En fait, en ce début octobre, le léger souffle d’air qui s’invita dans l’appartement, était loin de pouvoir prétendre à des records de froid. De pollution, peut-être, mais pas de froid. C’était une belle soirée d’arrière saison, qui embrassait le quartier de La Daurade, en plein cœur de Toulouse, d’un air très doux (par sa température) et mais également très âpre (par sa composition chimique) si bien que j’espérais secrètement que Thomas referme très vite la fenêtre, et nous isole ainsi des pollutions urbaines.
Chacun cherchait en fait à se décontracter : Antoine, qui était le prochain sur la liste pour des raisons évidentes ; moi aussi, car j’avais été sensible à l’histoire de Marion plus que je ne l’aurai cru. Son autoportrait et aussi les premiers traits de Thomas, à travers ceux du personnage qu’elle lui promettait, sonnaient justes.

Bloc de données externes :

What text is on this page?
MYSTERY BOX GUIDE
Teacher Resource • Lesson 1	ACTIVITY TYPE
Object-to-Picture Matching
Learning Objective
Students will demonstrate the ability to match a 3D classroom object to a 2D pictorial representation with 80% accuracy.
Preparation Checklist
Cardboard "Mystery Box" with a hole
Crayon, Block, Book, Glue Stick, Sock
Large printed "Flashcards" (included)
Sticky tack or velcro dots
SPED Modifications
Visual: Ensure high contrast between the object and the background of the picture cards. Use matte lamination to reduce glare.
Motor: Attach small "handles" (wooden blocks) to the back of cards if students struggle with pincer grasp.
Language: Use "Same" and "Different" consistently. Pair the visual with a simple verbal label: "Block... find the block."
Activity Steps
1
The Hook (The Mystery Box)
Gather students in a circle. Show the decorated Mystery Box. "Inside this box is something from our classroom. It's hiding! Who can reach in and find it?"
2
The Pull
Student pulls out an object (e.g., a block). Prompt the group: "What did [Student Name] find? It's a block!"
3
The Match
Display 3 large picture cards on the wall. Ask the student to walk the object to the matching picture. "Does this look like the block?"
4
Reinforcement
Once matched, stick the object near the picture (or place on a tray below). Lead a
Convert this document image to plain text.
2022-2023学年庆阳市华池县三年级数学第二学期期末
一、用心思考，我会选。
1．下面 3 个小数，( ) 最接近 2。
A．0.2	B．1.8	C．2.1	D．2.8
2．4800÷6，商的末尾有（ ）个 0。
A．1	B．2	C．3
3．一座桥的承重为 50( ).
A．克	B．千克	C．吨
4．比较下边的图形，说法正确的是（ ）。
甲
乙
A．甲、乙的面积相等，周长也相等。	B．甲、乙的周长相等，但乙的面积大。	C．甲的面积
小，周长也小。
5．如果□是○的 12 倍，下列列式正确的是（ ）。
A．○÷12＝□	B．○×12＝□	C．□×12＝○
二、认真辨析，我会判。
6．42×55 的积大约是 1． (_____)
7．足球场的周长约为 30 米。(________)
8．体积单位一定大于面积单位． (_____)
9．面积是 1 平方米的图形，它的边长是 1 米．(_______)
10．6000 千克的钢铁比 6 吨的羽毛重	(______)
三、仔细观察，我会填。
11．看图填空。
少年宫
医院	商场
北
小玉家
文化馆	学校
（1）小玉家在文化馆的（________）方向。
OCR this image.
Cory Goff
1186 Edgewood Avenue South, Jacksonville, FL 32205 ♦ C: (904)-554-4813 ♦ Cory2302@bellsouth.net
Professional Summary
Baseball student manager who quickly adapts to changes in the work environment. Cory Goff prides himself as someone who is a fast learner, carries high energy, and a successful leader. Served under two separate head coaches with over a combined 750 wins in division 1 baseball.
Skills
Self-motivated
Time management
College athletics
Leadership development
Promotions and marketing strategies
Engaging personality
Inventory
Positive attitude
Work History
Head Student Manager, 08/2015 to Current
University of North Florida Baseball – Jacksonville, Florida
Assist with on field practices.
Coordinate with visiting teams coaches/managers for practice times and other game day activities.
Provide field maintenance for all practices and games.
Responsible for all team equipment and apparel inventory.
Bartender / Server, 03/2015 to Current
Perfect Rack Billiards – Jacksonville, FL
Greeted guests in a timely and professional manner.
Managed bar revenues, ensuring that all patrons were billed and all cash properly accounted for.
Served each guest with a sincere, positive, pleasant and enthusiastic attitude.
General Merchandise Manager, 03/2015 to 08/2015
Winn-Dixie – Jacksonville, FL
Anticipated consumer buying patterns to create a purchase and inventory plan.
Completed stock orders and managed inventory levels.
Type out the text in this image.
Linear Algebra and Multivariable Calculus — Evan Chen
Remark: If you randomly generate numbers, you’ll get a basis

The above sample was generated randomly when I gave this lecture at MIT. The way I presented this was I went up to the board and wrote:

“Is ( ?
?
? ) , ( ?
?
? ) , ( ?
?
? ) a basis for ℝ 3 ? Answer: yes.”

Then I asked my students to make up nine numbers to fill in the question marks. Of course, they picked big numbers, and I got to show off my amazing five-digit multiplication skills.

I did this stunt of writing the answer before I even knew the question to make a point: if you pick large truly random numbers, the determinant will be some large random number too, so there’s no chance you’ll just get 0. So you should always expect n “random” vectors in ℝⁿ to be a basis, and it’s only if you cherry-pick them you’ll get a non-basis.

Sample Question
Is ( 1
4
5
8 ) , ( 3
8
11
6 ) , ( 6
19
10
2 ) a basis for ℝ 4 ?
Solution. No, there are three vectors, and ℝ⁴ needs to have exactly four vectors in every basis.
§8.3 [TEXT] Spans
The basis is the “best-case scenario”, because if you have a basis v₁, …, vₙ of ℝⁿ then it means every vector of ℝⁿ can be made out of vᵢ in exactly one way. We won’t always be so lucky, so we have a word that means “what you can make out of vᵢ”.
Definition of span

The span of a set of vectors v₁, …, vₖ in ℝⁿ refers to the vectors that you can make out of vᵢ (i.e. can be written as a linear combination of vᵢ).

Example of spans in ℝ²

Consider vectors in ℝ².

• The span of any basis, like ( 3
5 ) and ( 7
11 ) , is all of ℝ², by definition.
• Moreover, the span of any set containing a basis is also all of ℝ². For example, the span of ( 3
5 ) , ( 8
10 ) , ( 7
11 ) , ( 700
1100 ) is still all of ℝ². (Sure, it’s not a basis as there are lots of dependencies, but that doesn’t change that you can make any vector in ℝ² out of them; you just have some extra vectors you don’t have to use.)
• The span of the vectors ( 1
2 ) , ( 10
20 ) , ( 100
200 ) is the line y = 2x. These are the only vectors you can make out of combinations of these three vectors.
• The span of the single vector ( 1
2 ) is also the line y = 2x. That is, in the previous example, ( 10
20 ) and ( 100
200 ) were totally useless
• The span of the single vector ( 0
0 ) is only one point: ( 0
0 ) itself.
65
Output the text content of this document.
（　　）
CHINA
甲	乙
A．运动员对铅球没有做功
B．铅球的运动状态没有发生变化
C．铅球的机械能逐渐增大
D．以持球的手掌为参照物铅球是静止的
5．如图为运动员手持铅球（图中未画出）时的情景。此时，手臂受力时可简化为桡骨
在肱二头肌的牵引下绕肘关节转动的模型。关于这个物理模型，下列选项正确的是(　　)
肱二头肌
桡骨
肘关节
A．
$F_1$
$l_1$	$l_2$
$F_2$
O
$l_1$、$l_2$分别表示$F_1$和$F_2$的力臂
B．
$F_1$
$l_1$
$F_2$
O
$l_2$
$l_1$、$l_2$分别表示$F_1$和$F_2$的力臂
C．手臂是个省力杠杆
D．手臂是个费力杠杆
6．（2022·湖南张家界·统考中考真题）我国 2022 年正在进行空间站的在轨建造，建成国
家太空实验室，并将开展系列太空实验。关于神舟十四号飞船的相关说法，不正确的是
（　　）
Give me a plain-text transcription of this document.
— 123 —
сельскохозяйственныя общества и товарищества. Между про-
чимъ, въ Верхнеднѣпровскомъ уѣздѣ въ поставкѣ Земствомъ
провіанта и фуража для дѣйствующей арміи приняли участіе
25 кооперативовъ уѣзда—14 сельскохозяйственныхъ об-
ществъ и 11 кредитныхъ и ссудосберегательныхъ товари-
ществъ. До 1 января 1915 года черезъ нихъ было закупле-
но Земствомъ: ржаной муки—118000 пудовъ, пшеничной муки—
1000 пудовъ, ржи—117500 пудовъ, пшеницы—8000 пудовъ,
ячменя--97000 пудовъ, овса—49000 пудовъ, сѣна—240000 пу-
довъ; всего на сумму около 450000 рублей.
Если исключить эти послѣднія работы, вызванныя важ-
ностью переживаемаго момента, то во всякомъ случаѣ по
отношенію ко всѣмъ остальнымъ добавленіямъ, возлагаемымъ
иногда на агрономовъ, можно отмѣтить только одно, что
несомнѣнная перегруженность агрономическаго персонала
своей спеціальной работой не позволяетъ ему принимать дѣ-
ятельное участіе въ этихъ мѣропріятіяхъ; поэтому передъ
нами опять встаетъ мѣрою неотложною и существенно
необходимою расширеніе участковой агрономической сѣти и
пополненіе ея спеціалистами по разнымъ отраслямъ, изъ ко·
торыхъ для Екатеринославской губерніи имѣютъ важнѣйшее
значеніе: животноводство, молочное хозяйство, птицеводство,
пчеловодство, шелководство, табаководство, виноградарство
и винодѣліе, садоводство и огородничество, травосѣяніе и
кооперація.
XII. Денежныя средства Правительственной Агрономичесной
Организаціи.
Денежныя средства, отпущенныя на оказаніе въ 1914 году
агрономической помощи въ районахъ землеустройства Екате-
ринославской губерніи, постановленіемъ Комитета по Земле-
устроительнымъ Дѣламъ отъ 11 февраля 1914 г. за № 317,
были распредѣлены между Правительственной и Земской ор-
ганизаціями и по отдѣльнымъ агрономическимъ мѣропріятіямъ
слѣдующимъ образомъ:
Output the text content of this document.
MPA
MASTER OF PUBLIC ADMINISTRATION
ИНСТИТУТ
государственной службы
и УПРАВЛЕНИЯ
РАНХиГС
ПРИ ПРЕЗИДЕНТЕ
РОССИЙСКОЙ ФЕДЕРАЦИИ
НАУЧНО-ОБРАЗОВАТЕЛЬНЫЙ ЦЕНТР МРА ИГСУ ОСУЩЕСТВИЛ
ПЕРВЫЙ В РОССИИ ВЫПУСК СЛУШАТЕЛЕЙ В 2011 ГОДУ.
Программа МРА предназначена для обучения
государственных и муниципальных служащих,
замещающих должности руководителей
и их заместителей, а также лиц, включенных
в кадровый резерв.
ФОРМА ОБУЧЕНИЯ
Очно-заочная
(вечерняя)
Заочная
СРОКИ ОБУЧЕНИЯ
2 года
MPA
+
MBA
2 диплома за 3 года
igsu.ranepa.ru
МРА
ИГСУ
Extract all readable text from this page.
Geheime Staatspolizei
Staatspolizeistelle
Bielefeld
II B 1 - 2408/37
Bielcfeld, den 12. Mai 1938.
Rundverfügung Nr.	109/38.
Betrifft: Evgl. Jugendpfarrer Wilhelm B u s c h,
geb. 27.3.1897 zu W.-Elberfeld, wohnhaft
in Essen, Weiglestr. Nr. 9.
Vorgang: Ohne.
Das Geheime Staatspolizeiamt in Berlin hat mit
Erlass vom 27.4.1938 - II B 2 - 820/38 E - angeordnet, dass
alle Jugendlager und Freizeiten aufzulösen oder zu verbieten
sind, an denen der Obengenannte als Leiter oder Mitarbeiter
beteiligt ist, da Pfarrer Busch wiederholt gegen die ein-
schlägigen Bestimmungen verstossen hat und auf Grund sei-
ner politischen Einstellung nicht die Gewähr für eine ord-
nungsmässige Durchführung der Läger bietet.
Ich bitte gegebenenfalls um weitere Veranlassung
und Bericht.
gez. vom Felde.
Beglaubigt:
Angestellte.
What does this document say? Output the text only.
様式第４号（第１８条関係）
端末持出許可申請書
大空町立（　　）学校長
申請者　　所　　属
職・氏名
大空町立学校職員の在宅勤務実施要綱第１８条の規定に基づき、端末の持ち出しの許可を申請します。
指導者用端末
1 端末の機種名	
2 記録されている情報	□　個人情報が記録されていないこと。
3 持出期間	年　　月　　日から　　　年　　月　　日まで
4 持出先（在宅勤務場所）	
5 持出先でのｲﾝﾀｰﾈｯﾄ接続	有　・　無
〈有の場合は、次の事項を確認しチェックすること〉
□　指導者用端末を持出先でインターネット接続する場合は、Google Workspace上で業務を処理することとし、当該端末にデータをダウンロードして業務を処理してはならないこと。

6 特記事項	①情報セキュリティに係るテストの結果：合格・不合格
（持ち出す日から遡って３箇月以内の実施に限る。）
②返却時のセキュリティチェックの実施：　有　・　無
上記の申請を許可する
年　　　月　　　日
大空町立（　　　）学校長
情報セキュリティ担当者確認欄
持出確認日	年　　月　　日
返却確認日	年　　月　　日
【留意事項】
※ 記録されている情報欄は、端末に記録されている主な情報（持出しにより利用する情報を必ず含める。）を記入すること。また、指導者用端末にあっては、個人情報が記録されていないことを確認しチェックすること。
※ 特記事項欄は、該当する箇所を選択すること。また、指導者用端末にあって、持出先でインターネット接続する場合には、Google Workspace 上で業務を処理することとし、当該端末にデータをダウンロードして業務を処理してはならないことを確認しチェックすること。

Je ne connaissais pas le Maroc, mais je l’imaginais sans mal en baroudeur de l’Atlas.
A en juger par ces premières contributions, je mesurais déjà qu’un des objectifs cherchés, en poursuivant ce jeu, pouvait être riche d’enseignements. Il apparaissait évident que chacun de nous participerait, à travers son histoire, à la naissance d’un enfant à la beauté métisse, fruit d’un subtil mélange entre des éléments réels et d’autres tout droit issus de nos mondes imaginaires, tissant nos rêves, nos couches sédimentaires le plus enfouies, à la trame de nos expériences personnelles, de nos souvenirs les plus intimes.
Ces quelques lignes nous en apprenaient déjà plus sur Marion elle-même, à travers les premiers éléments de la vie qu’elle avait imaginée pour son propre personnage, que les trois ans passés à partager différents scénarios sur nos jeux de plateau.
Mieux se connaître, mieux connaître les autres dans ce que nous étions, ou ce que nous voulions être, ou bien seulement paraître, afin d’enrichir nos relations, voilà tout l’enjeu que je leur avais proposé, et qui plus est, sans qu’ils s’en aperçoivent.
Antoine piaffait sur son fauteuil, au bout de la table, désireux d’en finir, mais les autres ne semblaient pas vouloir enchaîner tout de suite, comme pour profiter encore de chacune des images de l’histoire de Marion. L’ensemble dressait en effet un tableau fait de quiétude et d’équilibre, ces choses simples de la vie qui font qu’on l’accepte en bloc.